Title: The economic theory of the firm as a foundation for international business theory
Description:
Purpose– This paper aims to argue that management capability is a complement to ownership advantage.
Ownership advantage determines the potential of the firm, and management capability governs the fulfilment of this potential through overcoming barriers to growth.
The economic theory of the firm is central to the theory of the multinational enterprise (MNE).
Design/methodology/approach– Multinationals play an important role in coordinating the international division of labour through internal markets.
The paper reviews the economic principles that underlie this view.
The analysis is applied to a variety of issues, including out-sourcing, geographical dispersion of production and regional specialisation in marketing.
Findings– The economic theory of the firm is central to the theory of the MNE.
Recent literature on multinationals, however, makes only limited reference to the economic theory of the firm.
Optimal internalisation equates marginal benefits and costs.

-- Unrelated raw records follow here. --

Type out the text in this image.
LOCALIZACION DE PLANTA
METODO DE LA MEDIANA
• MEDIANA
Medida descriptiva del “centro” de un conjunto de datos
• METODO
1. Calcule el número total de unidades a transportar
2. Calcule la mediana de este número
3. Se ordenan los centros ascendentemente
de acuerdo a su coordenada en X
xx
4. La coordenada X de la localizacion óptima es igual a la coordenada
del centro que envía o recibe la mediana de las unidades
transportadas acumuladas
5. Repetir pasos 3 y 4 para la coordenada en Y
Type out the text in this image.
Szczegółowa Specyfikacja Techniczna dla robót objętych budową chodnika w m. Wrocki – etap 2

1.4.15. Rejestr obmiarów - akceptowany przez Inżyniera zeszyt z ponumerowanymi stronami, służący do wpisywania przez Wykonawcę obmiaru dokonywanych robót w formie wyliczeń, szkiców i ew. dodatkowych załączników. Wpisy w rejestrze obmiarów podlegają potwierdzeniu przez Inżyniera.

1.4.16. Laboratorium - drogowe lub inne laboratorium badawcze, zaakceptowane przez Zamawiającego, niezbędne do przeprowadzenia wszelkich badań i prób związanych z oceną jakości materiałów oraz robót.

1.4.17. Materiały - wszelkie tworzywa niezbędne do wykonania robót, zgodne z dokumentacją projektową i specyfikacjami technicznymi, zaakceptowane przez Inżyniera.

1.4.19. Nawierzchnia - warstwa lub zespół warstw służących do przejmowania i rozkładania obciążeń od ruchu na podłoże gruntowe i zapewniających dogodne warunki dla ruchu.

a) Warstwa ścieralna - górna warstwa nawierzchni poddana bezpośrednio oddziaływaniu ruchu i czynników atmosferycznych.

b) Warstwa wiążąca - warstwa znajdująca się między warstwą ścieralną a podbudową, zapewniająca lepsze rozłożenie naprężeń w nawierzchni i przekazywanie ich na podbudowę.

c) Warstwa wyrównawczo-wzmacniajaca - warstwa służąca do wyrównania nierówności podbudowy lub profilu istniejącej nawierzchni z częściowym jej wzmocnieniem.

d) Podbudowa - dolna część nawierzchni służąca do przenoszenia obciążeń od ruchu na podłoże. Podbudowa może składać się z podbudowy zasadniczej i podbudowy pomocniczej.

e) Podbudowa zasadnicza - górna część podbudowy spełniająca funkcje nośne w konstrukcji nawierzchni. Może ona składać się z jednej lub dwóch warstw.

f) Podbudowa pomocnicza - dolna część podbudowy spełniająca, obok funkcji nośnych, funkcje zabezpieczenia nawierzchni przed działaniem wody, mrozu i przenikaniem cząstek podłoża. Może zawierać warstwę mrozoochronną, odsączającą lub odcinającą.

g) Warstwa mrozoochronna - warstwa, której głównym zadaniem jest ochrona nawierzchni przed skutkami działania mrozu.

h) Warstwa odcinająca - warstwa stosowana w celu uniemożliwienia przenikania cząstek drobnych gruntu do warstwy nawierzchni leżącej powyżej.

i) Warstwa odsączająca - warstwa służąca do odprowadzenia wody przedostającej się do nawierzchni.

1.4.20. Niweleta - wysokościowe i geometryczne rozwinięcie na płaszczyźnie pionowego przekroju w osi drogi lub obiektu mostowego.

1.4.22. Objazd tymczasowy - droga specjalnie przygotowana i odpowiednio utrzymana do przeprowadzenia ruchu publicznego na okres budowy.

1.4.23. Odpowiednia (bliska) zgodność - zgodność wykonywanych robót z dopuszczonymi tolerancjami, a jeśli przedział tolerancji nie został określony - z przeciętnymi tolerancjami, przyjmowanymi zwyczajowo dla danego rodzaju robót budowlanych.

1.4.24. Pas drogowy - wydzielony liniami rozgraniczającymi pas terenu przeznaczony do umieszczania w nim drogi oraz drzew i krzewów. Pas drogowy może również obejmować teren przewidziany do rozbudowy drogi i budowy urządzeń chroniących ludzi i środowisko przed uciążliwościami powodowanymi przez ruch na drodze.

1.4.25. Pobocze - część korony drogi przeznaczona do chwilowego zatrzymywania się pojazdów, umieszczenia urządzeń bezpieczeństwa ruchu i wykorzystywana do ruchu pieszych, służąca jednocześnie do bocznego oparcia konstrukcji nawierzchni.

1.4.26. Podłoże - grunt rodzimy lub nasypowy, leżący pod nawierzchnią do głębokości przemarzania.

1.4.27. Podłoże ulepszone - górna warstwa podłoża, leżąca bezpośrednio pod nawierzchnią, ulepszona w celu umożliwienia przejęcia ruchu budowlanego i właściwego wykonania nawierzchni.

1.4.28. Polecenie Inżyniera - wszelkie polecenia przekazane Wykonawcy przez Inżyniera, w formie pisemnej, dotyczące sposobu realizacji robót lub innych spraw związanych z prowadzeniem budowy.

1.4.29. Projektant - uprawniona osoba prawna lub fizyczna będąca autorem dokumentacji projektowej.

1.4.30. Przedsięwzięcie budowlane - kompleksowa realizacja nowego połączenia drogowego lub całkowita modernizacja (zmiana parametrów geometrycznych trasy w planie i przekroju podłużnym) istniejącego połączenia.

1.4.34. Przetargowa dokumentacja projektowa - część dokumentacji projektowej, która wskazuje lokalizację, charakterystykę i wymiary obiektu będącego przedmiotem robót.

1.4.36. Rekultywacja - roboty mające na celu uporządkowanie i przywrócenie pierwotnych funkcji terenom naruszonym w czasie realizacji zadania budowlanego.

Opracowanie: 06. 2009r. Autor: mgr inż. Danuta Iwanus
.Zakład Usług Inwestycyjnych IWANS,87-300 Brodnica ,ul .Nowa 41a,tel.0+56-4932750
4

The benefits of internalisation stem mainly from the difficulties of licensing proprietary knowledge, reflecting the view that MNEs possess an “ownership” or “firm-specific” advantage.
The costs of internalisation, it is argued, reflect managerial capability, and in particular the capability to manage a large firm.
Originality/value– The paper demonstrates the value of the economic theory of the firm in analysing the strategy, structure and size of multinational firms.
It restates classic economic principles and applies them to contemporary issues, including the performance and survival of multinational firms in current times.